Esteban Díaz, acompañado por su padre y un grupo de arrieros, había recibido el encargo de proteger un tesoro que debía salvarse de los “insurgentes”. Los rumores crecían como sombras, y ya desde Pastora se avistaban “los polvos” de los alzados, obligándolos a tomar rutas recónditas. Dejaron atrás la Hacienda de San Lorenzo y cruzaron las abruptas tierras de la sierra de la Paila, hasta llegar a la famosa cueva del Encanto, un refugio natural donde escondieron la carga. Allí, en abril de 1811, cavaron trincheras de piedra y enterraron los bienes como si sepultaran secretos del alma.
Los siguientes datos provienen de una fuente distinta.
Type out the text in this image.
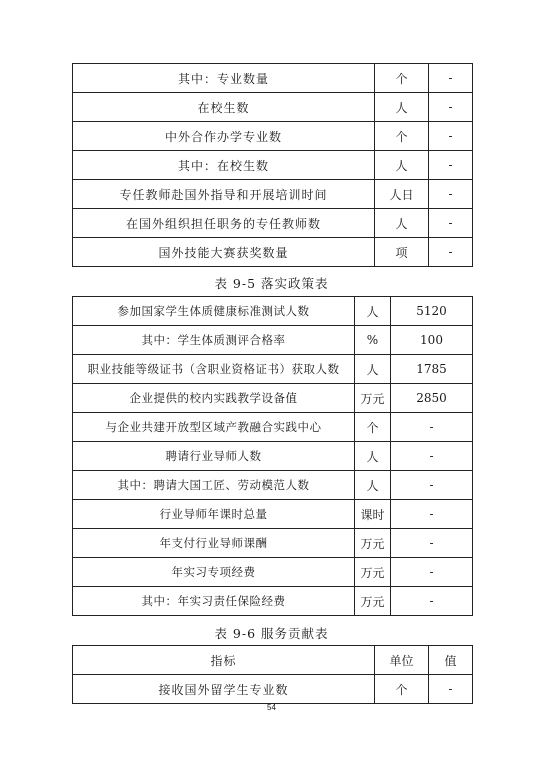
其中：专业数量	个	-
在校生数	人	-
中外合作办学专业数	个	-
其中：在校生数	人	-
专任教师赴国外指导和开展培训时间	人日	-
在国外组织担任职务的专任教师数	人	-
国外技能大赛获奖数量	项	-
表 9-5 落实政策表
参加国家学生体质健康标准测试人数	人	5120
其中：学生体质测评合格率	%	100
职业技能等级证书（含职业资格证书）获取人数	人	1785
企业提供的校内实践教学设备值	万元	2850
与企业共建开放型区域产教融合实践中心	个	-
聘请行业导师人数	人	-
其中：聘请大国工匠、劳动模范人数	人	-
行业导师年课时总量	课时	-
年支付行业导师课酬	万元	-
年实习专项经费	万元	-
其中：年实习责任保险经费	万元	-
表 9-6 服务贡献表
指标	单位	值
接收国外留学生专业数	个	-
54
Lo irónico del destino es que, mientras ellos se escondían en la sierra huyendo de un enemigo que creían inminente, los insurgentes ya habían sido sometidos. Habían sido capturados y, desde antes, trasladados bajo custodia a Monclova, donde la historia tejía otros rumbos. La ciudad, con su antigua importancia política y militar, se convertía en el escenario decisivo de esa fase del movimiento. Lejos de ser una simple villa, Monclova representó un nodo estratégico en el tránsito y confinamiento de los rebeldes, mientras otros, ignorantes de lo ocurrido, seguían escondiendo bienes de una amenaza que ya no existía.
Uno a uno, los arrieros fueron abandonando la cueva, algunos enfermos, otros con rumbo incierto. Esteban permaneció en el norte, donde finalmente llegó a Boston, Estados Unidos. Años después, encontró allí a un joven de Cuatro Ciénegas, hijo de uno de los arrieros que lo había acompañado, y supo entonces que su padre había sido localizado… en Nuevo Orleans. Había sobrevivido, como muchos otros, a la confusión de una guerra que dejó más preguntas que certezas.
Así, en las entrañas de la sierra y bajo la custodia de mulas cansadas, una historia quedó enterrada, esperando ser contada. Y Monclova, como tantas veces en su historia, fue testigo y cruce de caminos, donde se definió el destino no solo de hombres, sino también de las causas que movieron a un país en su largo parto hacia la independencia.